O'Hara wished to study medicine, however at that time, no medical schools in Australia, including the University of Melbourne Faculty of Medicine allowed women to enrol. O'Hara began organising a move to Edinburgh to study. O'Hara's father supported her and her sister Annie's wishes to study medicine, and not wanting them to move away he wrote to the University of Melbourne requesting their admission. The sisters responded to a newspaper notice written by Lilian Alexander, and Helen Sexton who were seeking other women wishing to enrol, so they could organise and enrol as a group. Grace Vale, Clara Stone, and Margaret Whyte also responded to the letter, and together these seven women began a campaign to force the University to accept their enrollments. They lobbied the university council, and used their media connections to push the University to lift the ban on women enrolling. On 21 February 1887, the university council met and approved a motion to allow women into medicine, ten votes to three. All seven women were enrolled, and graduated by 1894. After an Illness prevented her from completing the degree in 1891, O'Hara gained her Bachelor of Medicine degree on 23 December 1892.

== Career ==
O'Hara was a founding member of the Victorian Medical Women's Society, joining Constance Stone, Emily Mary Page Stone, Grace Clara Stone, Lilian Alexander, Margaret Whyte, Annie O'Hara,
Grace Vale and Helen Sexton for the first meeting on 22 March 1895.

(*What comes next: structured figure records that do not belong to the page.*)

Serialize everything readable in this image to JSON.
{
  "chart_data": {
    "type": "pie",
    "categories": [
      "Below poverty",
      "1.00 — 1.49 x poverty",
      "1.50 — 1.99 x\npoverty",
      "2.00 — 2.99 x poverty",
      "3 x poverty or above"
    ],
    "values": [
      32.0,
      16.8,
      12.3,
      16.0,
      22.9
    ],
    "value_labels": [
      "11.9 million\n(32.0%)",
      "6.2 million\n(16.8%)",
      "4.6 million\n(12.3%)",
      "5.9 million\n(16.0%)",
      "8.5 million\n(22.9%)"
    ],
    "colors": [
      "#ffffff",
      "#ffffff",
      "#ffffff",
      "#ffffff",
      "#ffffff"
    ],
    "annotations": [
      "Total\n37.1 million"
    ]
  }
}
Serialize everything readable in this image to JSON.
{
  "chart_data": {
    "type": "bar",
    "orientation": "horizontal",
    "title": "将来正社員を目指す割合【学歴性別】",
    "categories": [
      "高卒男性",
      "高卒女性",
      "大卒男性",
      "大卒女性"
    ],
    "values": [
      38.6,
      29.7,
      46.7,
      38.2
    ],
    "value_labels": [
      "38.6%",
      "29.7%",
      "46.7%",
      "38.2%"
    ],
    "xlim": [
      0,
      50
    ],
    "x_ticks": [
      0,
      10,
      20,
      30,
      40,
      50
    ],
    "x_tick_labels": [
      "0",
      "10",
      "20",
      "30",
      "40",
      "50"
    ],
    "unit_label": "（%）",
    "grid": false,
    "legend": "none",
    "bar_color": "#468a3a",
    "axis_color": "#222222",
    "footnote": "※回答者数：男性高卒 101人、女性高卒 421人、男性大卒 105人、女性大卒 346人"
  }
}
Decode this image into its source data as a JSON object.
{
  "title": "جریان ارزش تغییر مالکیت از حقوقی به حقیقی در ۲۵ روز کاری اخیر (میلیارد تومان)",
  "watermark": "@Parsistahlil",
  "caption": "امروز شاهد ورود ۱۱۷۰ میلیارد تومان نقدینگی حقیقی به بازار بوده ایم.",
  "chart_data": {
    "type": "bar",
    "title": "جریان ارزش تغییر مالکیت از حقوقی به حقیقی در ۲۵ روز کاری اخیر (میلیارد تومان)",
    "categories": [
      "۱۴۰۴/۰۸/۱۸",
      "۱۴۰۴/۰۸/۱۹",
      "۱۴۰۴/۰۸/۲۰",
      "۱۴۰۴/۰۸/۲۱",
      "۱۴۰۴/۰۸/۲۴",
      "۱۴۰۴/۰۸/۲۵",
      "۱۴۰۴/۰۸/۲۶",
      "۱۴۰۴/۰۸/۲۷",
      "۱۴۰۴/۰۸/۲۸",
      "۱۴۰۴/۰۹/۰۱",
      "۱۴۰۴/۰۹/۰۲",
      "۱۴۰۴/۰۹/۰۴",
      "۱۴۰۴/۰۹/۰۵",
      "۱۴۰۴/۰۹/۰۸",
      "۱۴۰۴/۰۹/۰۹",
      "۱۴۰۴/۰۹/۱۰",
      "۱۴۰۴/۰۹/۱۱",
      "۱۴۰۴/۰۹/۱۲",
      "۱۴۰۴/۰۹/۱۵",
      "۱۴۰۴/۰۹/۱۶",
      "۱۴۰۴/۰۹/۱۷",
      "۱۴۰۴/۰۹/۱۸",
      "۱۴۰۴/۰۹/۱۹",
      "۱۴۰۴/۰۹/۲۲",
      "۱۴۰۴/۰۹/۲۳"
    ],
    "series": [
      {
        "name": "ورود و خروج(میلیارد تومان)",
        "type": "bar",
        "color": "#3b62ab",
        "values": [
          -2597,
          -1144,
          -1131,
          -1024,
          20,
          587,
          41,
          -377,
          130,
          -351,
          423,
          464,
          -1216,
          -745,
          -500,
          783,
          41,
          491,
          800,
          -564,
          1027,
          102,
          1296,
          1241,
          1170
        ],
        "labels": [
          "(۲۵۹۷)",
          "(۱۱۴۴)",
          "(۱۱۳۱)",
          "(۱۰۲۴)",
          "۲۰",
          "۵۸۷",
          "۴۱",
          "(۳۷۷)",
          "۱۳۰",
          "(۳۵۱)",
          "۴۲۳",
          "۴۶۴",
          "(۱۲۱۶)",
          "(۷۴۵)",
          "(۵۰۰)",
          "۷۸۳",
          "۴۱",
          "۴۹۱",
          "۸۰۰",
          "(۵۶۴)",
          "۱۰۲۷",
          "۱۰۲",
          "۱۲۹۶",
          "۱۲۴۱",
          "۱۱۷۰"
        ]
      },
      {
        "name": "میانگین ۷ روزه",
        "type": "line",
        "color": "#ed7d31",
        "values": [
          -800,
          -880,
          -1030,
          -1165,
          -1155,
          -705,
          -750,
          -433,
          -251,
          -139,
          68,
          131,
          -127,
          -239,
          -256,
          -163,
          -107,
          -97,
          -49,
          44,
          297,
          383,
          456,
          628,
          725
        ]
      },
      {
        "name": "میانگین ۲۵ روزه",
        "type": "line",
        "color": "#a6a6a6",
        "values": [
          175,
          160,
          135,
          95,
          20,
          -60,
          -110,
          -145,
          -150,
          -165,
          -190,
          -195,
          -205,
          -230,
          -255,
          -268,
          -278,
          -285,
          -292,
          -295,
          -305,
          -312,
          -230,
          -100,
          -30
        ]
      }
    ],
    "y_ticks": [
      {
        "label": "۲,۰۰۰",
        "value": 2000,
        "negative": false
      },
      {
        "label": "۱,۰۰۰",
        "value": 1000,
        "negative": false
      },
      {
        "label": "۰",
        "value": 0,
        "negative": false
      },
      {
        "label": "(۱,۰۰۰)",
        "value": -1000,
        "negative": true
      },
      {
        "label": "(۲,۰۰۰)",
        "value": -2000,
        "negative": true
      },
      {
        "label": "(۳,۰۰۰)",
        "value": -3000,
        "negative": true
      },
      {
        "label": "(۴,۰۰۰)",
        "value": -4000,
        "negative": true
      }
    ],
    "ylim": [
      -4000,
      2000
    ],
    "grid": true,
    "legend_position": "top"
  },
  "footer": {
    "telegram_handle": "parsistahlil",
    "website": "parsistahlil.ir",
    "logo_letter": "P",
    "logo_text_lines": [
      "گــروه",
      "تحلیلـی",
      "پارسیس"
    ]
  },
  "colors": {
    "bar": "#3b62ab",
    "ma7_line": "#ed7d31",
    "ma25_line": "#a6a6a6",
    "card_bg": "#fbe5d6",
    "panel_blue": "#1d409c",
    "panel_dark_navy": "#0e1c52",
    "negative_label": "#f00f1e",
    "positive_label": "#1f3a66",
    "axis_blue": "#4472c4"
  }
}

In 1898, O'Hara became a medical officer of the Port Melbourne Branch of the Australian Natives' Association. She was the first woman to hold such an appointment. While holding this position, she continued to take private appointments at her residence at 100 Beaconsfield Parade in Albert Park, holding appointments in the mornings and evenings. She was a point of call to respond to public medical emergencies in the area such as heart attacks and drownings. O'Hara also practiced medicine in Northcote and Middle Park.

== Death ==
O'Hara died on 14 November 1942 at 75 years of age at her Beaconsfield parade residence in Albert Park. She was buried in Coburg Cemetery.